Kurt Oddekalv, président de Green Warriors, est le justicier vert qui a mené l’enquête avec les moyens du bord. Grâce à son mini sous-marin équipé d’une caméra (un temps confisquée par les autorités), il a pu filmer les fonds marins et constater leur dégradation ou eutrophisation. Une épaisse couche blanche l’a alerté : ce rejet, provenant des nutriments des fermes aquacoles, contamine les fonds marins (notamment avec du sulfure d’hydrogène) et chasse les saumons sauvages, lieux noirs et autres morues des fjords.

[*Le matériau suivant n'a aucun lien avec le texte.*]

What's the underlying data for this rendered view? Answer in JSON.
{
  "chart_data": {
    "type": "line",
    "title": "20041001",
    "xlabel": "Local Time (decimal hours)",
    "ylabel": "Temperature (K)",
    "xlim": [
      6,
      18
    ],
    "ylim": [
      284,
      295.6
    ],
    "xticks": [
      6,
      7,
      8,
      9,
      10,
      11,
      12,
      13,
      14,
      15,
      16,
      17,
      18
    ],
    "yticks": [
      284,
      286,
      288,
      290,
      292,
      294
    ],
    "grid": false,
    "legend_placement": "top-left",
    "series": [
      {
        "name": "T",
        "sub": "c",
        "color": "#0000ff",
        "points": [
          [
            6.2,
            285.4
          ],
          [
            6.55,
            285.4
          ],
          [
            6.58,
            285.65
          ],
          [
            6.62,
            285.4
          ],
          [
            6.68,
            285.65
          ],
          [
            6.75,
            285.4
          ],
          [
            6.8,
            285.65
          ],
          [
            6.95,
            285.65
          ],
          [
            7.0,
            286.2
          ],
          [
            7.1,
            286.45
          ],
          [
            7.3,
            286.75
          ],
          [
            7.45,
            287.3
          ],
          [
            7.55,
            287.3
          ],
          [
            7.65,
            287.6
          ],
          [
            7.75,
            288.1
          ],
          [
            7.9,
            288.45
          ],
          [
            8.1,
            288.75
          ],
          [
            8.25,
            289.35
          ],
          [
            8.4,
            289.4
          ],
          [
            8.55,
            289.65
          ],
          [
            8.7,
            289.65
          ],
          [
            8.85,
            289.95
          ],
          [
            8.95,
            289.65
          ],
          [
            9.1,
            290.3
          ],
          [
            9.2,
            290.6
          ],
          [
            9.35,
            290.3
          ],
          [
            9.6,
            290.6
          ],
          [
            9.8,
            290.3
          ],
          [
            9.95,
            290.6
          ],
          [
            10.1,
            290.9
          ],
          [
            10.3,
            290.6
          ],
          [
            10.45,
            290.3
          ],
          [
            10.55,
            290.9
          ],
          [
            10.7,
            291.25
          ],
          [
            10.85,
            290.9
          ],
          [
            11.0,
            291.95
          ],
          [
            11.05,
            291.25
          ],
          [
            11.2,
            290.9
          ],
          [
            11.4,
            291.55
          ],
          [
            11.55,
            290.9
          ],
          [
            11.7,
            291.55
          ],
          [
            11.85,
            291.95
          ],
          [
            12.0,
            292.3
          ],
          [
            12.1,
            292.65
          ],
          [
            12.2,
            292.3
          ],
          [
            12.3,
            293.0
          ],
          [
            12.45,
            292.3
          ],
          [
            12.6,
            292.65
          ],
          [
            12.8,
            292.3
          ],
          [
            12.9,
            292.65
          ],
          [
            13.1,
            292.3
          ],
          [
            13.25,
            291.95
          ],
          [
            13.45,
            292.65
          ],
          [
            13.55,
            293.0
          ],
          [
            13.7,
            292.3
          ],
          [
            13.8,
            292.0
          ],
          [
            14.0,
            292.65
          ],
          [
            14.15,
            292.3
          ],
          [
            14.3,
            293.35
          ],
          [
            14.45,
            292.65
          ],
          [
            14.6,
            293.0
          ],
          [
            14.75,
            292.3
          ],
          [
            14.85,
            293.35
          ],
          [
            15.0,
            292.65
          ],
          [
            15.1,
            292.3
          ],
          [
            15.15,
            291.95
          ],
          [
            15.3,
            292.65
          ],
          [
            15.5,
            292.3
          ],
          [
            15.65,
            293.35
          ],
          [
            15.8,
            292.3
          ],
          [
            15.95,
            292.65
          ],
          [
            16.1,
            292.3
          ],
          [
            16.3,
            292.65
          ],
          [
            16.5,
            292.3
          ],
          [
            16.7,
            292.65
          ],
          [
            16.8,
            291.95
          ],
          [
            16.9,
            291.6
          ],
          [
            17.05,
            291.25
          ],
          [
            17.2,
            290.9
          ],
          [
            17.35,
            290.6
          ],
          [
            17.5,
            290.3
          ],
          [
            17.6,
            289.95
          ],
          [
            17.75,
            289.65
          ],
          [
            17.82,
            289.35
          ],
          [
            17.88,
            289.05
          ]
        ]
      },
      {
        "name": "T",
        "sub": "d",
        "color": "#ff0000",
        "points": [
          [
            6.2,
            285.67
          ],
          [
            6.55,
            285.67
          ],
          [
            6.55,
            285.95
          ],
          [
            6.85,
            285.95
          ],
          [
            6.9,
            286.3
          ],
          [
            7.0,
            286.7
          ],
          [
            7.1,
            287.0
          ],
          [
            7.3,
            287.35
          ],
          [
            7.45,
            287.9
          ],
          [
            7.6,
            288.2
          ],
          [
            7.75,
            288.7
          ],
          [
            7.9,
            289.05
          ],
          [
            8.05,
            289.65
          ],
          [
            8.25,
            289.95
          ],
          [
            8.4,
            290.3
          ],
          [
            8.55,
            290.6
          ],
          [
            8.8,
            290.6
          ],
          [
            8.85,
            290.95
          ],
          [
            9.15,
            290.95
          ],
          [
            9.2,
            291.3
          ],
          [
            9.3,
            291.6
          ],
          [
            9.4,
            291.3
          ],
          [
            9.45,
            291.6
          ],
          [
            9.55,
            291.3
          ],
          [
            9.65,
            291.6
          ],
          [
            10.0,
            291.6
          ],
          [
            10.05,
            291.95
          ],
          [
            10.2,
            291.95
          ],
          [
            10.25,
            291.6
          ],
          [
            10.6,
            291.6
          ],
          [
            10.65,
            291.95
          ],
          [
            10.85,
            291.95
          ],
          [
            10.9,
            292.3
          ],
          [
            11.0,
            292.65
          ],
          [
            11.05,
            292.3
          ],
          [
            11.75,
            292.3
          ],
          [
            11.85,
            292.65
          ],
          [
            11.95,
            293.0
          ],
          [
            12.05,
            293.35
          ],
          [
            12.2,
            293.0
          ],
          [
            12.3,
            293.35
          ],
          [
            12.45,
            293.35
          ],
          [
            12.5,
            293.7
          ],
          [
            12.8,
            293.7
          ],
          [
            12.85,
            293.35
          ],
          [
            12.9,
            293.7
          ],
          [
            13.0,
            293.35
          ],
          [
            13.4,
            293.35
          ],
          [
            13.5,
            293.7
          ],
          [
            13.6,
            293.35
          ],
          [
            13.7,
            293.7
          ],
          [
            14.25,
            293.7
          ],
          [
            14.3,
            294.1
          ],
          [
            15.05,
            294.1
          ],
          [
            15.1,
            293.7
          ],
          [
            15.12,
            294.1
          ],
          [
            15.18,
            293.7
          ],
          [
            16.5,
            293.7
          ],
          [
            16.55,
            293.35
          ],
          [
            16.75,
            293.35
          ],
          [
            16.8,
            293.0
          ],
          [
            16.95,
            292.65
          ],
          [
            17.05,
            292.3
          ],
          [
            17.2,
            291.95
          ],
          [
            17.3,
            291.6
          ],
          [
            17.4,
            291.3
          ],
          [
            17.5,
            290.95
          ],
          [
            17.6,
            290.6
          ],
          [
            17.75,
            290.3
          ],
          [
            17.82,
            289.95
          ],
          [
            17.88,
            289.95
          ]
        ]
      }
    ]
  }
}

La contamination de tout ce qui vit dans les fjords autour des élevages est un gros sujet d’inquiétude pour les amateurs de nature en Norvège. Les nutriments donnés aux saumons des fermes s’échappent des immenses filets et terminent dans la bouche de la faune avoisinante.

Pour l’un des fondateurs (qui tient à rester anonyme) de Salmon Camera, une association qui commence à compiler les études scientifiques sur le sujet, c’est le principal sujet d’inquiétude : « Quand on pêche un poisson sauvage, on ne sait pas combien de jours se sont écoulés depuis qu’il a absorbé le diflubenzuron échappé des filets. Ce pesticide menace les crustacés, le plancton, toute la vie sauvage autour des élevagesPour le saumon d’élevage, il y a des contrôles, normalement les éleveurs attendent que les traces de ce pesticide disparaissent de leur organisme, mais ce n’est pas le cas pour le poisson sauvage autour ».

Avec les Green Warriors et le parti écologiste norvégien (qui n’est pas représenté au Parlement), ce pêcheur plaide pour un confinement des fermes qui éviterait qu’elles contaminent leur environnement. Tous demandent aussi des contrôles plus stricts sur la nourriture qui est donnée aux poissons.